Uncategorized

Building Secure Systems: A Guide to Authentication and Authorization

In this article, we are going to talk about a system for performing authentication and authorization securely. To start off with lets understand, what is the difference between Authentication and Authorization.

  • Authentication is the process of proving, you are, who you say you are, when accessing an application.
  • Authorization is the process of defining and enforcing access policies – that is, what you can do once you’re authenticated.

In this article, we will see:


Why Authentication and Authorization matter?

Authentication and Authorization (source: Jeffrey Marvin Forones|Geek Culture. Modified)

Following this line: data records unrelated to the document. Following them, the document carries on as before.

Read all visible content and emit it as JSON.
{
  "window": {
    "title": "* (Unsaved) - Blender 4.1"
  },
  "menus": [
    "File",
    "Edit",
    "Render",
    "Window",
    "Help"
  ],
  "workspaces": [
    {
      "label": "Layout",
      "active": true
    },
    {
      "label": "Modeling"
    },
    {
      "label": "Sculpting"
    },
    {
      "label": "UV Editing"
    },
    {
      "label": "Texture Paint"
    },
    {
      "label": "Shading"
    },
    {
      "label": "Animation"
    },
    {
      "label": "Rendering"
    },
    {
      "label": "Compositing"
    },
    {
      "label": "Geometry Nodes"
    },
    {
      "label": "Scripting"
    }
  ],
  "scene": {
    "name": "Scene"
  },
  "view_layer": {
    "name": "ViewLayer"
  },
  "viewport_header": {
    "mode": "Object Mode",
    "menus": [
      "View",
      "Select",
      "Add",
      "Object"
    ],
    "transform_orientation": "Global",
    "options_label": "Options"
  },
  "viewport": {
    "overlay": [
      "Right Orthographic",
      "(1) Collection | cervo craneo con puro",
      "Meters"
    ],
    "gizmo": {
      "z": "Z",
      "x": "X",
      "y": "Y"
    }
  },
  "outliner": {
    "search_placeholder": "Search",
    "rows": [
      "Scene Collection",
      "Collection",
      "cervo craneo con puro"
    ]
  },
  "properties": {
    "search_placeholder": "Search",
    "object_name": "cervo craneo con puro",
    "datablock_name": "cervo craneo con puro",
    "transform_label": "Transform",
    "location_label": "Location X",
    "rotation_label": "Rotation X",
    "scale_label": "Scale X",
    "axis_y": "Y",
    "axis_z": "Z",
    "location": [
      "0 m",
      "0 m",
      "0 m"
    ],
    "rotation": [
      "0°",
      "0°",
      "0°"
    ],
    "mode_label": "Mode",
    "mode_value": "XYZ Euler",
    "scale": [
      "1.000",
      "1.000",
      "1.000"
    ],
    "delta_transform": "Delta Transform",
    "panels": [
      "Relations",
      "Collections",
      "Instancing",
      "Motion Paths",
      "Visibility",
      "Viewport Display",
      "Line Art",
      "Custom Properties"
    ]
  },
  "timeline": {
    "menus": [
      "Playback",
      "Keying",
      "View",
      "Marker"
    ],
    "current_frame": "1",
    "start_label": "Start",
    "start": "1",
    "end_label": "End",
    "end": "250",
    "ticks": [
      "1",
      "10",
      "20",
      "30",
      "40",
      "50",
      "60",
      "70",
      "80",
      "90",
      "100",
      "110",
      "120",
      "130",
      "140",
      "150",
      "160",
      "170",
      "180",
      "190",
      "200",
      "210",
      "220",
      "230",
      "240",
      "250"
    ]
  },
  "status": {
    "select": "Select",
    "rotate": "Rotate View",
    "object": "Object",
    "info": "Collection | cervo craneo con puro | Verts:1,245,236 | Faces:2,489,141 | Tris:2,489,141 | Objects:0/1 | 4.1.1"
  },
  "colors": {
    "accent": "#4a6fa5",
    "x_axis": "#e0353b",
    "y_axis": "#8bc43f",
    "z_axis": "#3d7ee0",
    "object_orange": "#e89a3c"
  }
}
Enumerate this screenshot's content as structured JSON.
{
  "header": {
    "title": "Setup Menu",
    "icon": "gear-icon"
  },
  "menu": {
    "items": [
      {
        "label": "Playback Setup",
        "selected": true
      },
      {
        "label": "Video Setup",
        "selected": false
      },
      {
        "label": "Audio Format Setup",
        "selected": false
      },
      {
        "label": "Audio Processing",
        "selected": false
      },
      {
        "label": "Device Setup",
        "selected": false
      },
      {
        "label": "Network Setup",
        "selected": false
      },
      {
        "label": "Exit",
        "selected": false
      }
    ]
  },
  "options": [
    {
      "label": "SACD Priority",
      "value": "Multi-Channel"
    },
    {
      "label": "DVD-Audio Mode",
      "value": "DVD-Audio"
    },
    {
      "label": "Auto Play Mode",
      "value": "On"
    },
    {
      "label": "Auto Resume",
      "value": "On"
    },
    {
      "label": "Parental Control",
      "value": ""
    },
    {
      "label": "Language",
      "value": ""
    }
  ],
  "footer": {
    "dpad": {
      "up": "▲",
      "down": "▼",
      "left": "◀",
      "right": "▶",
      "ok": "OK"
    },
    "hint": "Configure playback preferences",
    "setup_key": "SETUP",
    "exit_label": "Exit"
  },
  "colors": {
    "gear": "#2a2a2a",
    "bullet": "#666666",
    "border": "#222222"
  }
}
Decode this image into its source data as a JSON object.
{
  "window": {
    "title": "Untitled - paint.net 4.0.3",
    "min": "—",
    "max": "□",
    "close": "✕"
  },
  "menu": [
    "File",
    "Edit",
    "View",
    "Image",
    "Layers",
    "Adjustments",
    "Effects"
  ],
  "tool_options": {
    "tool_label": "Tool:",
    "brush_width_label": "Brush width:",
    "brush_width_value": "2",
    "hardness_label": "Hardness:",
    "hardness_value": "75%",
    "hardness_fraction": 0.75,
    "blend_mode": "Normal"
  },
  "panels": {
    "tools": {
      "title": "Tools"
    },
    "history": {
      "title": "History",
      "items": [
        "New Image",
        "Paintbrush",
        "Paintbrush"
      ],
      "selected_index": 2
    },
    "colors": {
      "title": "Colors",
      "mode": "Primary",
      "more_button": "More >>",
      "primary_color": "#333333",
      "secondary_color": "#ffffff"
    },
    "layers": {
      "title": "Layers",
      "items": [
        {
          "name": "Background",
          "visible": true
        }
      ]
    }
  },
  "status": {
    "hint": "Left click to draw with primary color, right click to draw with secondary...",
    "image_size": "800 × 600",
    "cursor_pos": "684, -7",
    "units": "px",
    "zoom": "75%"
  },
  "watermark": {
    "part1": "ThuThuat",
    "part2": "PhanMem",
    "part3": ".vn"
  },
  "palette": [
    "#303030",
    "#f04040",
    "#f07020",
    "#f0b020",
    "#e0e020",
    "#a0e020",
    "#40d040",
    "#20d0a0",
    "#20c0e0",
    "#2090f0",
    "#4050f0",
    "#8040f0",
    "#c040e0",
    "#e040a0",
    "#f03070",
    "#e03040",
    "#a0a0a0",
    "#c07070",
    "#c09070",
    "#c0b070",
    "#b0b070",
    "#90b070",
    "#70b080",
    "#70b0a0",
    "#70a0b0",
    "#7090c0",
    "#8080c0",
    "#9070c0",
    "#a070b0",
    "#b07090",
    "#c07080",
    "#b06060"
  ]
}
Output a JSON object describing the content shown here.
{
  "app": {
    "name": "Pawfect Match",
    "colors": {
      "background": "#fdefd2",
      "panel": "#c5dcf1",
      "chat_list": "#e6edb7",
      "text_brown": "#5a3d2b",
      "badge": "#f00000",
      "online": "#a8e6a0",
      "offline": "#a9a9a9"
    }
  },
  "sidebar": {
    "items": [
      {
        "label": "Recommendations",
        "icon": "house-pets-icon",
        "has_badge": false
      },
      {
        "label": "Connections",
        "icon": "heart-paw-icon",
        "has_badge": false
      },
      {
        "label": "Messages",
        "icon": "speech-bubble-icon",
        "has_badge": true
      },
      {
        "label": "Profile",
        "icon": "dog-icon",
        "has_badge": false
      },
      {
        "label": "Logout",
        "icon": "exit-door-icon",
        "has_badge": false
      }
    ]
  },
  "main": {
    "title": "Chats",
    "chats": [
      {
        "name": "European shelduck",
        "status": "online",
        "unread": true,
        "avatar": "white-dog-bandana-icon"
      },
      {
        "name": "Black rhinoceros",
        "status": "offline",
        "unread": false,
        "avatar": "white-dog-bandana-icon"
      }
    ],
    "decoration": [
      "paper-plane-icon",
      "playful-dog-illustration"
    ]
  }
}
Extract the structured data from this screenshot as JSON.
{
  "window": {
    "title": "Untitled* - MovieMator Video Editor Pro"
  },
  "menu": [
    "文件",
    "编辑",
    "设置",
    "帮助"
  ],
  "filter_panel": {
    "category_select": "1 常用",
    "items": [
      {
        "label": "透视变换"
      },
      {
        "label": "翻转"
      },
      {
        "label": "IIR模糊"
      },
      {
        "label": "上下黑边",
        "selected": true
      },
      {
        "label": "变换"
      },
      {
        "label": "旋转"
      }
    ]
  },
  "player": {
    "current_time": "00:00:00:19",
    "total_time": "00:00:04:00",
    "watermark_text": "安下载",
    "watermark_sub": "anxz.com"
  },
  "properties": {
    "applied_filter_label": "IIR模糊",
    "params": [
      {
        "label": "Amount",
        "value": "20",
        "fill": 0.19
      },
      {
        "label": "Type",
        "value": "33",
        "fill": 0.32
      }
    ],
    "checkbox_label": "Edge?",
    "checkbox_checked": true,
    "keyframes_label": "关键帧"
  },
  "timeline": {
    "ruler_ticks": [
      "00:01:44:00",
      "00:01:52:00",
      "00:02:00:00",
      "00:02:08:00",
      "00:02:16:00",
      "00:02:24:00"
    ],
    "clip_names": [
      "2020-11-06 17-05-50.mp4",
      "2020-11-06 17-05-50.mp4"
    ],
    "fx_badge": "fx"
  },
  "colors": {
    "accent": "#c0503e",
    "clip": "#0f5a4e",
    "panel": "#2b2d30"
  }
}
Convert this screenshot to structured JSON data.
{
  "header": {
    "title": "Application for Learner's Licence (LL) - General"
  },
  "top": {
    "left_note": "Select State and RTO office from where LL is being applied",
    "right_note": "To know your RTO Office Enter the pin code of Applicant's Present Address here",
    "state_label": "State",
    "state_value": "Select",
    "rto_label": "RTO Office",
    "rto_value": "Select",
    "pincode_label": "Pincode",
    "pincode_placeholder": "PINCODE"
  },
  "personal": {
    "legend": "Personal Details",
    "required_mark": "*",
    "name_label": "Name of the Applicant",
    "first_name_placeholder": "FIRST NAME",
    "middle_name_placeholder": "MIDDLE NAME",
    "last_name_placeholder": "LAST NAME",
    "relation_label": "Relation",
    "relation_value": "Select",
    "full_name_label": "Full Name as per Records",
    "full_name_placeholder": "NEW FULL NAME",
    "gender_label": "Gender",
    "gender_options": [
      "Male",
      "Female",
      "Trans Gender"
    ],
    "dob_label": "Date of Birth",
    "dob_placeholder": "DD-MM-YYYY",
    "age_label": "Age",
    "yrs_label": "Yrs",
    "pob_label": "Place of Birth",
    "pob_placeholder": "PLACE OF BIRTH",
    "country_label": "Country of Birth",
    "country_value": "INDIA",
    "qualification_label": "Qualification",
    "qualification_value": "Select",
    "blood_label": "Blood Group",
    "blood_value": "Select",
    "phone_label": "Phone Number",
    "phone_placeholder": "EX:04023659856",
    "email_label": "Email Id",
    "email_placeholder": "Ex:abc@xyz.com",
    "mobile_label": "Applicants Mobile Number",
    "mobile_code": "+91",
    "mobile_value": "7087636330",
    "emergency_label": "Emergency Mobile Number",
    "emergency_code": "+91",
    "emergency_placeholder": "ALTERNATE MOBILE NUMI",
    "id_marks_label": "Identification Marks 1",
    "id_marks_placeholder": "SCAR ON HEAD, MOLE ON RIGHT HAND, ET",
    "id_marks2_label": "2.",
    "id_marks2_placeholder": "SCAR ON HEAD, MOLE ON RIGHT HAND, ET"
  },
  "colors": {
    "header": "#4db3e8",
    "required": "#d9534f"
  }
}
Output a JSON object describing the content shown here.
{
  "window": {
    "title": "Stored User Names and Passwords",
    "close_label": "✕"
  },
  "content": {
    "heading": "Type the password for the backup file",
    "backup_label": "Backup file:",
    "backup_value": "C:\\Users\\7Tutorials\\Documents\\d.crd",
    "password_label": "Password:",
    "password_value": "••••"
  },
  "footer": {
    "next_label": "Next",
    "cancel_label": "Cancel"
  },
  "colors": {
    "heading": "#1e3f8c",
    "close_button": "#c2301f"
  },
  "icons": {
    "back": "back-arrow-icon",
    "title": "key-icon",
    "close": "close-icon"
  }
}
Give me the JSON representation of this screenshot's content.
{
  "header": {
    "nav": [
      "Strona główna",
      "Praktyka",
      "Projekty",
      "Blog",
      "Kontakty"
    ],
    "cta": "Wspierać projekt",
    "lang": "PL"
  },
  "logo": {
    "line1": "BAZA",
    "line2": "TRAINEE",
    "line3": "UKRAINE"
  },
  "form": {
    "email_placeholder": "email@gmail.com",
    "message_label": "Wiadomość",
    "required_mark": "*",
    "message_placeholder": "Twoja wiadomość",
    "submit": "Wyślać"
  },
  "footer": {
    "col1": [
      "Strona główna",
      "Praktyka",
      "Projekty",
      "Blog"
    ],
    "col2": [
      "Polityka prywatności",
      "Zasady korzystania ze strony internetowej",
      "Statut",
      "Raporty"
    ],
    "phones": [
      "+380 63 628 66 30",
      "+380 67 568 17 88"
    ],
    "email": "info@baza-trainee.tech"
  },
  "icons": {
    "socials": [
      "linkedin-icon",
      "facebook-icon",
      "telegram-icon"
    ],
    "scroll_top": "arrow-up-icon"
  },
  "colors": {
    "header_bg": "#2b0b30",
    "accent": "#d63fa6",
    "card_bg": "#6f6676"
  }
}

Lets say we are in a meeting, and you are the leading the conversation. To ask for updates/status for something to the right person, you need to identify (ie Authenticate) the person. Even to share some sensitive data with a person, you need to authenticate the person correctly. And that is where authentication comes in.

Now say, in the same meeting, a few decisions needs to be made. So for that, people who have the right for taking those decisions should be the one taking the call, we cant just allow everyone to do everything. Obviously some people are not catered enough to make some decisions, and some for sure will try to make the worst out of it. So that brings Authorization, that gives certain people the rights permissions for certain activities.

How Authentication works?

Token Based Authentication; Access Token and Refresh Token [SPA=SinglePageApplication, RT=RefreshToken, AT=AccessToken, RS=RefreshServer, AS=AuthorizationServer] (Source : Okta)

To authenticate a person, we can assign a unique phrase to each person, and given the person tells the phrase correctly and their name. We can say that ok, we have identified the person. This is the usual usernames and passwords approach. When the right credentials are given, a system considers the identity valid and grants access. This is known as 1FA or Single-factor authentication(SFA).

SFA is considered fairly insecure. Why? Because users are notoriously bad at keeping their login information secure. Multi-factor authentication (MFA) is a more secure alternative that requires users to prove their identity in more than one way. Some such ways are:

  • Single-use PIN numbers / OTP
  • Authentication apps run by secure 3rd party (ex. Google/Microsoft Authenticator)
  • Biometrics

Once authenticated, the person would keep performing actions freely on the application. And the application is expected to have the person recognized throughout their journey without forgetting them. Ideally, it would be too much to ask the user to provide the password everytime they move to a different page, or they do some activity. So we need a way to keep the user authenticated after they have entered their credentials and they have been authenticated once. This is called Session Management.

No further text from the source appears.